I started by putting several ingredients in the food processor: onion, jalapeno, garlic, and ginger. It turned into a green slushy mess. I’ll have to say, though, that this was a nice alternative to having chunks of translucent onion like I normally do in the soups I make. I’ll also say that I was worried about the soup being too spicy with the jalapeno and cayenne, but it was not too hot. It was great. The potatoes and coconut milk really mellow it out.
Yes, this stew is spiced with cayenne, as well as mustard, turmeric, allspice, fennel, and cumin.
To this, I added diced gold potatoes, cauliflower, kidney beans, diced tomato, and broth. I simmered on the stovetop while the potatoes and cauliflower cooked. A few minutes before serving (just long enough to warm it through) I added canned, unsweetened, ccoconut milk.

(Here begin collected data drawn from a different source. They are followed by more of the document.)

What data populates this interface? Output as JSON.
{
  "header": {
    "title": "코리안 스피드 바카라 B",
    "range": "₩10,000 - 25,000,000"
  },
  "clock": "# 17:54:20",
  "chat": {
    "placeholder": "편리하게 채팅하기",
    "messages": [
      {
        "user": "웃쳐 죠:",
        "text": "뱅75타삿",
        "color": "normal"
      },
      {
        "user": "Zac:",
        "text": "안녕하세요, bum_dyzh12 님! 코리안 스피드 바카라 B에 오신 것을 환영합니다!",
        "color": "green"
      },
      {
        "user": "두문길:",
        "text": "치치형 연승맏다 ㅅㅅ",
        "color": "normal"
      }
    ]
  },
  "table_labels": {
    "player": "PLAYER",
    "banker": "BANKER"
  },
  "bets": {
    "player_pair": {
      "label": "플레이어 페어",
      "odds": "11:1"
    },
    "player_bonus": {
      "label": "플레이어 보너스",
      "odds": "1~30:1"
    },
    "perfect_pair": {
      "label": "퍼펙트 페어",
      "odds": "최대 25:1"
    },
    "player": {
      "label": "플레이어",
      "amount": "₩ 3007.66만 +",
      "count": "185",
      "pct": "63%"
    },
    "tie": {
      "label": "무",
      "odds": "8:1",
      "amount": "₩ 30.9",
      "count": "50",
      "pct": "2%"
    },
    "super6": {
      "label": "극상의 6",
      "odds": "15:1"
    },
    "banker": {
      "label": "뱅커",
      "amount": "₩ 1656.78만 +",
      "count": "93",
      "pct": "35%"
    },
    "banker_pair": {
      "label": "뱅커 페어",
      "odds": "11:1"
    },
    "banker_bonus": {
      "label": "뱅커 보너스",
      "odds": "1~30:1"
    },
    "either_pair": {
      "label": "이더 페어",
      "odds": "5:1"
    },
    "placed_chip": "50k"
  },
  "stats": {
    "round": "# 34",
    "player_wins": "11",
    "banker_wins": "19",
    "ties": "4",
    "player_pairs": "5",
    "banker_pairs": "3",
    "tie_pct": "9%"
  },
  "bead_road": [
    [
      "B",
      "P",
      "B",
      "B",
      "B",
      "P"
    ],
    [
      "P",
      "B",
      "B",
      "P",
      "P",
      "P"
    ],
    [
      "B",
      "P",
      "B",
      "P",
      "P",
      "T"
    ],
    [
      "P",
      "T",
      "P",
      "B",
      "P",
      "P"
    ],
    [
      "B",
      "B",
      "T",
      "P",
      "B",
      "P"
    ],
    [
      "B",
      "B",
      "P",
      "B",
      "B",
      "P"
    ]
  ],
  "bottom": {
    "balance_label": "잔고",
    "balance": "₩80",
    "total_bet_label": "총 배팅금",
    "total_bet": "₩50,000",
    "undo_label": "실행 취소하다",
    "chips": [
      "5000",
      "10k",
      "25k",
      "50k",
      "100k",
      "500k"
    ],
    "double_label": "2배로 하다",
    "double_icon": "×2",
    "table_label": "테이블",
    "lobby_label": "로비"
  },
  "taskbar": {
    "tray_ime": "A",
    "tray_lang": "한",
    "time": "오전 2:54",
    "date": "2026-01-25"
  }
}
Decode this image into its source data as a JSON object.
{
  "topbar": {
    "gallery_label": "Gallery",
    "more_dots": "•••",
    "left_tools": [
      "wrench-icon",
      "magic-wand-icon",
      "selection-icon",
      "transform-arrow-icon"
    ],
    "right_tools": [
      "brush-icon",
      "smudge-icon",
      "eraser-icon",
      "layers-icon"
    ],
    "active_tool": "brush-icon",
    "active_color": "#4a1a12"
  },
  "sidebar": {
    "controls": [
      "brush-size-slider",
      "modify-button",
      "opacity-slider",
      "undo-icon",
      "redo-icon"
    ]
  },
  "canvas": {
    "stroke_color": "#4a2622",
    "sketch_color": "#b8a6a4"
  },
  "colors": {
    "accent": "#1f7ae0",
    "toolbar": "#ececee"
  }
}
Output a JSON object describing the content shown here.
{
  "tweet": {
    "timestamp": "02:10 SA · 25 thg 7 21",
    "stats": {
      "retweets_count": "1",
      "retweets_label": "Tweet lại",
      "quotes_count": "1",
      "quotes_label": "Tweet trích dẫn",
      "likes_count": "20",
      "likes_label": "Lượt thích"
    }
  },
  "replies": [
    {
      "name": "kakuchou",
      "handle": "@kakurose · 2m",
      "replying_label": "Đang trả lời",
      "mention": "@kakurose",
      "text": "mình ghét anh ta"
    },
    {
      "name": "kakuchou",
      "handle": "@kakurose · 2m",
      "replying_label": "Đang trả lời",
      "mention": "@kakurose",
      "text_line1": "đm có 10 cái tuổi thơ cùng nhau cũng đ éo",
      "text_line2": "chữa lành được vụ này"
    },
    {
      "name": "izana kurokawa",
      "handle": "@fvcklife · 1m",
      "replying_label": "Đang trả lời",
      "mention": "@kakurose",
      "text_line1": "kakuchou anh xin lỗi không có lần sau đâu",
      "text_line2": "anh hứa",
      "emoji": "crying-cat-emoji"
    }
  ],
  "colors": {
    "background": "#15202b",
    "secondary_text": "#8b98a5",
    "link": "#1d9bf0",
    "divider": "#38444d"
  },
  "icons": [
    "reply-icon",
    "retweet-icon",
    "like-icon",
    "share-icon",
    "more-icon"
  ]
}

I found this Golden Temple mix (it’s actually made or distributed by Smuckers) that includes the flour mix and a yeast packet. It calls for milk, oil, and some water. I actually used soymilk and it came together perfectly.
I mixed everything together, kneaded it, then after it rose I rolled it into eight pieces. Then Alex cooked them in a skillet like pancakes. We spread some melted Earth Balance on them and sprinkled with salt.
I don’t know that I can call this “Indian food”, but it was certainly different from my usual fare. I think we’ll be doing something like this again, though!